Boats

Arthur Benjamins, enamel on canvas: "Full Power"

Malcolm Campbell set the water speed record four times, his highest speed being 141.740 mph (228.108 km/h) in the Bluebird K4. (He developed and tested Bluebird on Tilgate Lake, Crawley.) He set the record on 19 August 1939 on Coniston Water, England.

Donald Campbell began his own water speed record attempts using his father’s old boat Bluebird K4, but after a structural failure at 170 mph (270 km/h) on Coniston Water, Lancashire in 1951, and the death of John Cobb, who was killed in 1952 trying to break the water speed record, he decided that he would develop a new boat.

Designed by Ken and Lew Norris, the Bluebird K7 was an all-metal jet-propelled 3-point hydroplane with a Metropolitan-Vickers Beryl jet engine producing 3,500 lbf (16 kN) of thrust. (Depicted above in Arthur Benjamins’ painting.) It was unveiled in late 1954 and taken, in January 1955, to Ullswater in the Lake District for its initial trials. After many problems and a number of modifications to K7, Campbell finally succeeded on Ullswater on 23 July 1955, where he set a record of 202.15 mph (324 km/h), beating the previous record by some 24 mph (39 km/h) held by Stanley Sayres.

The name “K7″ was derived from its Lloyd’s unlimited rating registration. It was carried in a prominent circular badge on its sponsons, underneath an infinity symbol. You can follow the chronology of the boats on the Timeline created by Gina’s cousin, Sir Malcolm’s grandson, Don Wales.
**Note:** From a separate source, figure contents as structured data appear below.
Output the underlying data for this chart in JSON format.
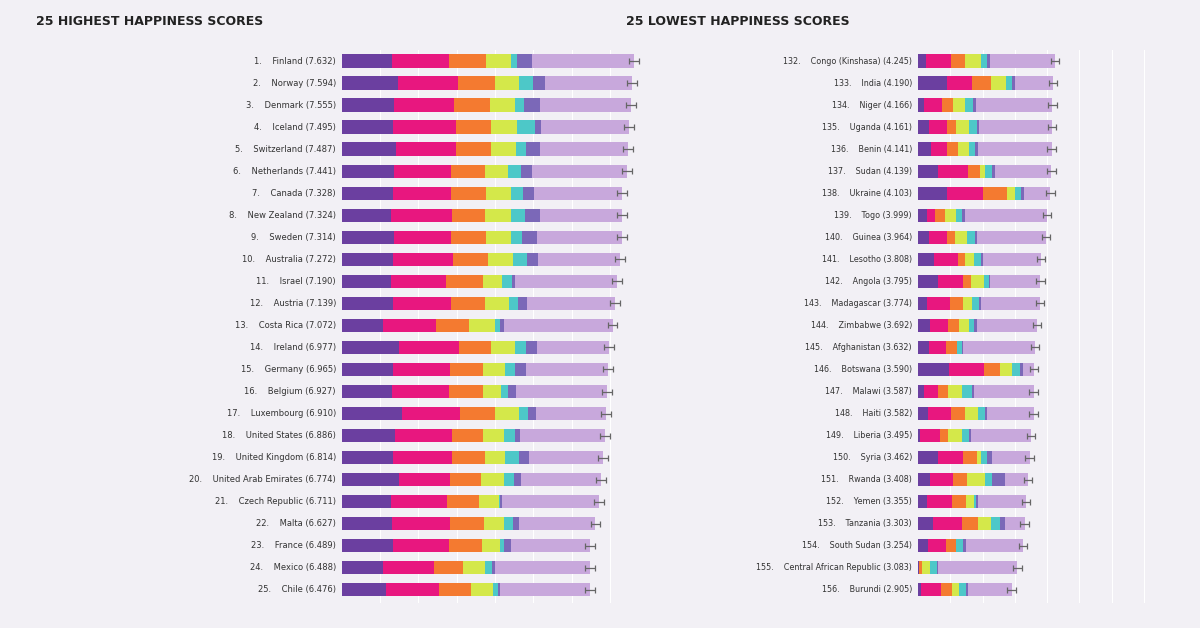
{
  "title_left": "25 HIGHEST HAPPINESS SCORES",
  "title_right": "25 LOWEST HAPPINESS SCORES",
  "bg_color": "#f2f0f5",
  "seg_colors": [
    "#6b3fa0",
    "#e8177f",
    "#f47a30",
    "#d4e84a",
    "#4dc8c8",
    "#7b68b8",
    "#c8a8dc"
  ],
  "highest": [
    {
      "rank": 1,
      "name": "Finland (7.632)",
      "gdp": 1.305,
      "social": 1.499,
      "health": 0.961,
      "freedom": 0.662,
      "generosity": 0.153,
      "trust": 0.393,
      "dystopia": 2.659
    },
    {
      "rank": 2,
      "name": "Norway (7.594)",
      "gdp": 1.456,
      "social": 1.582,
      "health": 0.956,
      "freedom": 0.635,
      "generosity": 0.362,
      "trust": 0.317,
      "dystopia": 2.286
    },
    {
      "rank": 3,
      "name": "Denmark (7.555)",
      "gdp": 1.351,
      "social": 1.59,
      "health": 0.92,
      "freedom": 0.658,
      "generosity": 0.252,
      "trust": 0.401,
      "dystopia": 2.383
    },
    {
      "rank": 4,
      "name": "Iceland (7.495)",
      "gdp": 1.343,
      "social": 1.644,
      "health": 0.914,
      "freedom": 0.677,
      "generosity": 0.476,
      "trust": 0.153,
      "dystopia": 2.287
    },
    {
      "rank": 5,
      "name": "Switzerland (7.487)",
      "gdp": 1.42,
      "social": 1.549,
      "health": 0.927,
      "freedom": 0.66,
      "generosity": 0.256,
      "trust": 0.357,
      "dystopia": 2.318
    },
    {
      "rank": 6,
      "name": "Netherlands (7.441)",
      "gdp": 1.361,
      "social": 1.488,
      "health": 0.878,
      "freedom": 0.614,
      "generosity": 0.333,
      "trust": 0.283,
      "dystopia": 2.484
    },
    {
      "rank": 7,
      "name": "Canada (7.328)",
      "gdp": 1.33,
      "social": 1.532,
      "health": 0.896,
      "freedom": 0.653,
      "generosity": 0.321,
      "trust": 0.291,
      "dystopia": 2.305
    },
    {
      "rank": 8,
      "name": "New Zealand (7.324)",
      "gdp": 1.268,
      "social": 1.601,
      "health": 0.876,
      "freedom": 0.669,
      "generosity": 0.365,
      "trust": 0.389,
      "dystopia": 2.156
    },
    {
      "rank": 9,
      "name": "Sweden (7.314)",
      "gdp": 1.355,
      "social": 1.501,
      "health": 0.913,
      "freedom": 0.659,
      "generosity": 0.285,
      "trust": 0.383,
      "dystopia": 2.218
    },
    {
      "rank": 10,
      "name": "Australia (7.272)",
      "gdp": 1.34,
      "social": 1.573,
      "health": 0.91,
      "freedom": 0.647,
      "generosity": 0.361,
      "trust": 0.302,
      "dystopia": 2.139
    },
    {
      "rank": 11,
      "name": "Israel (7.190)",
      "gdp": 1.276,
      "social": 1.455,
      "health": 0.953,
      "freedom": 0.495,
      "generosity": 0.261,
      "trust": 0.082,
      "dystopia": 2.668
    },
    {
      "rank": 12,
      "name": "Austria (7.139)",
      "gdp": 1.341,
      "social": 1.504,
      "health": 0.891,
      "freedom": 0.617,
      "generosity": 0.239,
      "trust": 0.255,
      "dystopia": 2.292
    },
    {
      "rank": 13,
      "name": "Costa Rica (7.072)",
      "gdp": 1.074,
      "social": 1.383,
      "health": 0.871,
      "freedom": 0.663,
      "generosity": 0.144,
      "trust": 0.093,
      "dystopia": 2.844
    },
    {
      "rank": 14,
      "name": "Ireland (6.977)",
      "gdp": 1.499,
      "social": 1.553,
      "health": 0.851,
      "freedom": 0.612,
      "generosity": 0.298,
      "trust": 0.296,
      "dystopia": 1.868
    },
    {
      "rank": 15,
      "name": "Germany (6.965)",
      "gdp": 1.34,
      "social": 1.474,
      "health": 0.861,
      "freedom": 0.586,
      "generosity": 0.273,
      "trust": 0.28,
      "dystopia": 2.151
    },
    {
      "rank": 16,
      "name": "Belgium (6.927)",
      "gdp": 1.306,
      "social": 1.483,
      "health": 0.896,
      "freedom": 0.473,
      "generosity": 0.189,
      "trust": 0.209,
      "dystopia": 2.371
    },
    {
      "rank": 17,
      "name": "Luxembourg (6.910)",
      "gdp": 1.576,
      "social": 1.52,
      "health": 0.896,
      "freedom": 0.632,
      "generosity": 0.238,
      "trust": 0.221,
      "dystopia": 1.827
    },
    {
      "rank": 18,
      "name": "United States (6.886)",
      "gdp": 1.398,
      "social": 1.471,
      "health": 0.819,
      "freedom": 0.547,
      "generosity": 0.291,
      "trust": 0.133,
      "dystopia": 2.227
    },
    {
      "rank": 19,
      "name": "United Kingdom (6.814)",
      "gdp": 1.333,
      "social": 1.538,
      "health": 0.862,
      "freedom": 0.524,
      "generosity": 0.362,
      "trust": 0.282,
      "dystopia": 1.913
    },
    {
      "rank": 20,
      "name": "United Arab Emirates (6.774)",
      "gdp": 1.503,
      "social": 1.31,
      "health": 0.825,
      "freedom": 0.598,
      "generosity": 0.262,
      "trust": 0.182,
      "dystopia": 2.094
    },
    {
      "rank": 21,
      "name": "Czech Republic (6.711)",
      "gdp": 1.269,
      "social": 1.487,
      "health": 0.831,
      "freedom": 0.519,
      "generosity": 0.036,
      "trust": 0.037,
      "dystopia": 2.532
    },
    {
      "rank": 22,
      "name": "Malta (6.627)",
      "gdp": 1.3,
      "social": 1.52,
      "health": 0.884,
      "freedom": 0.53,
      "generosity": 0.247,
      "trust": 0.153,
      "dystopia": 1.993
    },
    {
      "rank": 23,
      "name": "France (6.489)",
      "gdp": 1.324,
      "social": 1.472,
      "health": 0.861,
      "freedom": 0.481,
      "generosity": 0.105,
      "trust": 0.184,
      "dystopia": 2.062
    },
    {
      "rank": 24,
      "name": "Mexico (6.488)",
      "gdp": 1.07,
      "social": 1.323,
      "health": 0.779,
      "freedom": 0.571,
      "generosity": 0.187,
      "trust": 0.073,
      "dystopia": 2.485
    },
    {
      "rank": 25,
      "name": "Chile (6.476)",
      "gdp": 1.159,
      "social": 1.369,
      "health": 0.85,
      "freedom": 0.563,
      "generosity": 0.126,
      "trust": 0.064,
      "dystopia": 2.345
    }
  ],
  "lowest": [
    {
      "rank": 132,
      "name": "Congo (Kinshasa) (4.245)",
      "gdp": 0.261,
      "social": 0.76,
      "health": 0.449,
      "freedom": 0.495,
      "generosity": 0.19,
      "trust": 0.082,
      "dystopia": 2.008
    },
    {
      "rank": 133,
      "name": "India (4.190)",
      "gdp": 0.904,
      "social": 0.778,
      "health": 0.596,
      "freedom": 0.445,
      "generosity": 0.201,
      "trust": 0.073,
      "dystopia": 1.193
    },
    {
      "rank": 134,
      "name": "Niger (4.166)",
      "gdp": 0.191,
      "social": 0.555,
      "health": 0.327,
      "freedom": 0.381,
      "generosity": 0.254,
      "trust": 0.09,
      "dystopia": 2.368
    },
    {
      "rank": 135,
      "name": "Uganda (4.161)",
      "gdp": 0.332,
      "social": 0.57,
      "health": 0.267,
      "freedom": 0.408,
      "generosity": 0.252,
      "trust": 0.051,
      "dystopia": 2.281
    },
    {
      "rank": 136,
      "name": "Benin (4.141)",
      "gdp": 0.398,
      "social": 0.512,
      "health": 0.324,
      "freedom": 0.346,
      "generosity": 0.182,
      "trust": 0.088,
      "dystopia": 2.291
    },
    {
      "rank": 137,
      "name": "Sudan (4.139)",
      "gdp": 0.624,
      "social": 0.925,
      "health": 0.374,
      "freedom": 0.163,
      "generosity": 0.2,
      "trust": 0.096,
      "dystopia": 1.757
    },
    {
      "rank": 138,
      "name": "Ukraine (4.103)",
      "gdp": 0.886,
      "social": 1.134,
      "health": 0.742,
      "freedom": 0.257,
      "generosity": 0.187,
      "trust": 0.068,
      "dystopia": 0.829
    },
    {
      "rank": 139,
      "name": "Togo (3.999)",
      "gdp": 0.285,
      "social": 0.247,
      "health": 0.293,
      "freedom": 0.349,
      "generosity": 0.191,
      "trust": 0.081,
      "dystopia": 2.553
    },
    {
      "rank": 140,
      "name": "Guinea (3.964)",
      "gdp": 0.349,
      "social": 0.559,
      "health": 0.253,
      "freedom": 0.369,
      "generosity": 0.238,
      "trust": 0.059,
      "dystopia": 2.137
    },
    {
      "rank": 141,
      "name": "Lesotho (3.808)",
      "gdp": 0.489,
      "social": 0.756,
      "health": 0.226,
      "freedom": 0.268,
      "generosity": 0.204,
      "trust": 0.073,
      "dystopia": 1.792
    },
    {
      "rank": 142,
      "name": "Angola (3.795)",
      "gdp": 0.614,
      "social": 0.779,
      "health": 0.259,
      "freedom": 0.381,
      "generosity": 0.177,
      "trust": 0.034,
      "dystopia": 1.551
    },
    {
      "rank": 143,
      "name": "Madagascar (3.774)",
      "gdp": 0.274,
      "social": 0.727,
      "health": 0.401,
      "freedom": 0.259,
      "generosity": 0.218,
      "trust": 0.076,
      "dystopia": 1.819
    },
    {
      "rank": 144,
      "name": "Zimbabwe (3.692)",
      "gdp": 0.366,
      "social": 0.571,
      "health": 0.341,
      "freedom": 0.309,
      "generosity": 0.151,
      "trust": 0.079,
      "dystopia": 1.875
    },
    {
      "rank": 145,
      "name": "Afghanistan (3.632)",
      "gdp": 0.35,
      "social": 0.507,
      "health": 0.361,
      "freedom": 0.0,
      "generosity": 0.158,
      "trust": 0.025,
      "dystopia": 2.231
    },
    {
      "rank": 146,
      "name": "Botswana (3.590)",
      "gdp": 0.953,
      "social": 1.09,
      "health": 0.49,
      "freedom": 0.38,
      "generosity": 0.254,
      "trust": 0.095,
      "dystopia": 0.328
    },
    {
      "rank": 147,
      "name": "Malawi (3.587)",
      "gdp": 0.191,
      "social": 0.44,
      "health": 0.29,
      "freedom": 0.431,
      "generosity": 0.316,
      "trust": 0.081,
      "dystopia": 1.838
    },
    {
      "rank": 148,
      "name": "Haiti (3.582)",
      "gdp": 0.323,
      "social": 0.688,
      "health": 0.449,
      "freedom": 0.395,
      "generosity": 0.209,
      "trust": 0.078,
      "dystopia": 1.44
    },
    {
      "rank": 149,
      "name": "Liberia (3.495)",
      "gdp": 0.073,
      "social": 0.6,
      "health": 0.259,
      "freedom": 0.433,
      "generosity": 0.219,
      "trust": 0.048,
      "dystopia": 1.863
    },
    {
      "rank": 150,
      "name": "Syria (3.462)",
      "gdp": 0.619,
      "social": 0.778,
      "health": 0.44,
      "freedom": 0.11,
      "generosity": 0.201,
      "trust": 0.149,
      "dystopia": 1.165
    },
    {
      "rank": 151,
      "name": "Rwanda (3.408)",
      "gdp": 0.359,
      "social": 0.711,
      "health": 0.444,
      "freedom": 0.555,
      "generosity": 0.217,
      "trust": 0.411,
      "dystopia": 0.711
    },
    {
      "rank": 152,
      "name": "Yemen (3.355)",
      "gdp": 0.287,
      "social": 0.782,
      "health": 0.422,
      "freedom": 0.235,
      "generosity": 0.06,
      "trust": 0.064,
      "dystopia": 1.505
    },
    {
      "rank": 153,
      "name": "Tanzania (3.303)",
      "gdp": 0.476,
      "social": 0.885,
      "health": 0.499,
      "freedom": 0.417,
      "generosity": 0.276,
      "trust": 0.147,
      "dystopia": 0.603
    },
    {
      "rank": 154,
      "name": "South Sudan (3.254)",
      "gdp": 0.306,
      "social": 0.575,
      "health": 0.295,
      "freedom": 0.01,
      "generosity": 0.202,
      "trust": 0.107,
      "dystopia": 1.759
    },
    {
      "rank": 155,
      "name": "Central African Republic (3.083)",
      "gdp": 0.032,
      "social": 0.0,
      "health": 0.105,
      "freedom": 0.225,
      "generosity": 0.235,
      "trust": 0.035,
      "dystopia": 2.451
    },
    {
      "rank": 156,
      "name": "Burundi (2.905)",
      "gdp": 0.091,
      "social": 0.627,
      "health": 0.34,
      "freedom": 0.204,
      "generosity": 0.24,
      "trust": 0.06,
      "dystopia": 1.343
    }
  ]
}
Campbell set a total of seven world water speed records in K7 between 1955 and 1964. The series of speed increases—216 mph (348 km/h) later in 1955, 225 mph (362 km/h) in 1956, 239 mph (385 km/h) in 1957, 248 mph (399 km/h) in 1958, 260 mph (420 km/h) in 1959—peaked on 31 December 1964 at Dumbleyung Lake in Western Australia, when he reached 276.33 mph (444.71 km/h); he remains the world’s most prolific breaker of water speed records. Campbell was awarded the CBE in January 1957 for his water speed record breaking, and in particular for his record at Lake Mead in the USA.